We propose to continue a novel, adaptive, secured system for parallel testing of promising interventions
designed to improve outcome after ischemic stroke when compared to reperfusion alone, the Stroke Preclinical
Assessment Network. SPAN will screen and select highly promising candidate interventions for possible study
in StrokeNet. The applicant PI and research team—the SPAN Coordinating Center (CC)—created and
implemented novel solutions to several key barriers impeding successful pre-clinical network implementation.
The result is a highly successful, multi-site network for testing putative cerebroprotectants in animal stroke
models that include equal numbers of females and males and co-morbidities such as aging, hypertension and
hyperglycemia. We invented novel methods of case enrollment and tracking; centralized randomization;
centralized drug preparation/masking/bottling; group concealment from the surgeons; centralized, blinded
behavioral assessment; and centralized, blinded evaluation of MRI scans. Each aspect of SPAN went through
a thorough, organized process: literature review, rounds of debate and re-review, and finally decisions were
made and documented. Using this process, SPAN developed SOPs concerning the choice of animal models,
surgical methods, behavior assessments, assessor training and certification. SPAN uses a Multi-Arm Multi-
Stage design and state-of-the-art experimental rigor to successfully reduce or eliminate common sources of
bias. Stroke is administered and interventions are provided in blind fashion. Outcome data (behavioral tests
and MRI scans) are uploaded by the SPAN Testing Laboratories to a central repository, and then randomly
assigned by the CC to independent raters at other labs. We, the SPAN CC, coordinate, network
communication via daily contact with the sites; weekly enrollment update reports; monthly Steering Committee
meetings; annual investigator meetings; and semi-annual site visits. To improve reproducibility across all labs,
we devised training sessions and certification tests for all surgeons and behavioral raters targeted to specific
tasks, e.g., surgery, recording behavior testing, corner test rating, etc.
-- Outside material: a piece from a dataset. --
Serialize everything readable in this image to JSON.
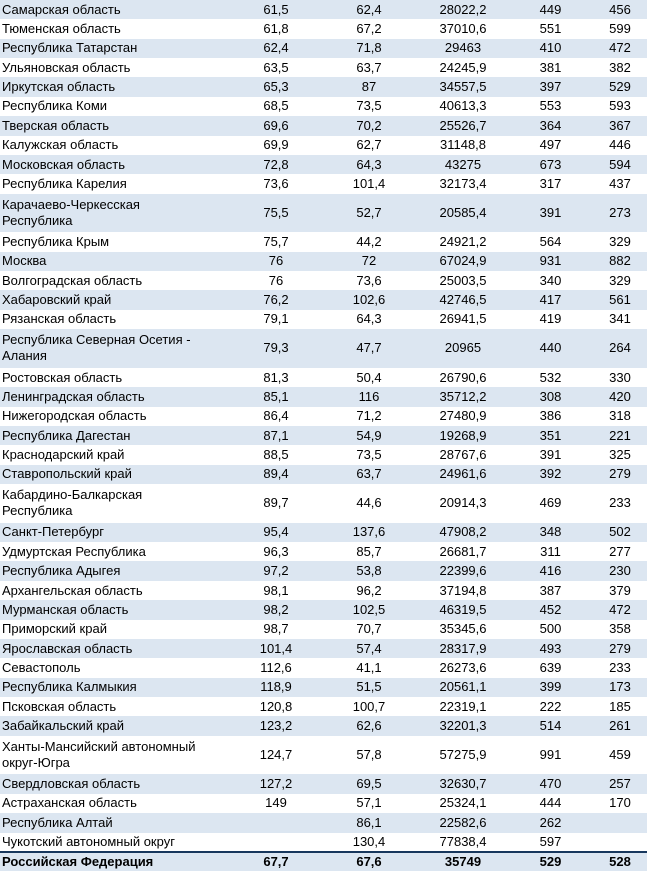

These training and certification tools will
facilitate rapid, rigorous addition of new Testing Labs in SPAN 2.0. Throughout SPAN 1.0 in fact, all SOPs,
protocols, and infrastructure were designed to facilitate rapid, simple addition of new sites and easy transition
to SPAN 2.0 with minimal down-time. Presently, we are devising innovative enhancements for the next funding
cycle: we are training a machine learning algorithm to score behavior videos to allow rapid, reproducible
scoring using a digital pipeline; we are developing a blood clot/thrombolysis model to allow testing in the
presence of thrombolytics. This present application, if funded, will allow the SPAN CC to continue to improve
and advance preclinical development by implementing critical technical innovations, including novel
assessment tools using machine learning. SPAN 2.0 will continue our track record of successful enrollment
and technical innovation, providing a model for pre-clinical networks in other disease areas.